Implementing SqlBulkCopy in Linq to Sql

6 במאי 2008

8 תגובות

As I already mentioned in one of my previous post, the SqlBulkCopy is a powerful tool which gives us an option to perform insertion for a large amount of data. The evolution of the ADO.NET creates us the Linq to Sql, as a great O/R Mapping framework from Microsoft kitchen. One of the missing features in Linq to Sql is the ability to use some bulk insert capabilities. In order to improve our Linq to Sql infrastructure I decided to implement the bulk insert as part of the Table class, and I will show you how I implemented it.

The SqlBulkCopy has various input types, I decided to use the IDataReader as my data source when using the WriteToServer method. The minimum implementation of the IDataReader interface as part of the SqlBulkCopy, requires to override three method: Read, GetValue and fieldCount methods.

public abstract class SqlBulkCopyReader : IDataReader 
{
    // derived must implement only these three
    public abstract bool Read();
    public abstract object GetValue(int i);
    public abstract int FieldCount { get; }
     …
}

Next, I built our LinqBulkCopyReader as a generic class which inherits from the SqlBulkCopyReader class. In this class I also added a constraint that the generic type should be a class (like all other Linq to Sql entities). In our class constructor I retrieved all class properties and for each one of them I checked if this property has a changeable attribute column (column which isn't automatic generates/updates by the database). I also created a sub-class which called ColumnMapping that helps us to store the association between the class properties and the table columns. For each one of the column I stored the column id, column name and a function which gets the appropriate value from the enumerator.

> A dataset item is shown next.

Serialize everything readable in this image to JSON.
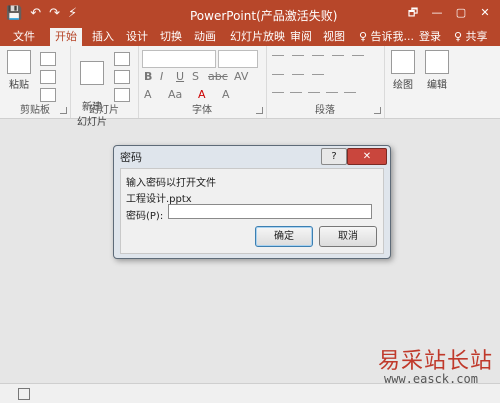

public class LinqBulkCopyReader<TEntity> : SqlBulkCopyReader
    where TEntity : class
{
    public LinqBulkCopyReader(IEnumerable<TEntity> entities)
    {
            _Enumerator = entities.GetEnumerator();
            _ColumnMappingList = new List<ColumnMapping>();
            var entityType = entities.GetType()
                .GetInterface("IEnumerable`1")
                .GetGenericArguments()[0]; 
            _TableName = (entityType.GetCustomAttributes(
                 typeof(TableAttribute), false) as TableAttribute[])[0].Name;
            var properties = entityType.GetProperties();
            for (int index = 0; index < properties.Length; index++)
            {   
                var property = properties[index];
                var columns = property.GetCustomAttributes(typeof(ColumnAttribute), false
                    as ColumnAttribute[];
                foreach (var column in columns)
                {                     

                    //Check if this property repserent a updatable column 
                    if ((!column.DbType.Contains("IDENTITY")) && 
                       (!column.IsDbGenerated) && 
                       (!column.IsVersion)) 
                    {
                         _ColumnMappingList.Add(new ColumnMapping()
                         {
                             ColumnIndex = index,
                             ColumnName = column.Name ?? property.Name,
                             ColumnGetter = row => property.GetValue(row, null)
                          }); 
                    }   
              }
         }
    }
    private readonly IEnumerator<TEntity> _Enumerator;
    private readonly IList<ColumnMapping> _ColumnMappingList; 
    private readonly string _TableName;
    public string TableName
    {
        get { return _TableName;}
    } 
    public IDictionary<string, int> ColumnMappingList
    {
        get
        {
            return _ColumnMappingList.Select(column =>
               
new {column.ColumnName, column.ColumnIndex})
                .ToDictionary(x => x.ColumnName, y => y.ColumnIndex); 
        }
    }
    private class ColumnMapping
    {
        public int ColumnIndex { get; set; }
        public string ColumnName { get; set; }
        public Func<object, object> ColumnGetter { get; set; }
    }

}

I implemented the IDataReader three requires methods (Read, GetValue and FieldCount). Furthermore, I decided to implement the GetOrdinal method too, in order to give another overload for mapping between the entity properties and the table columns.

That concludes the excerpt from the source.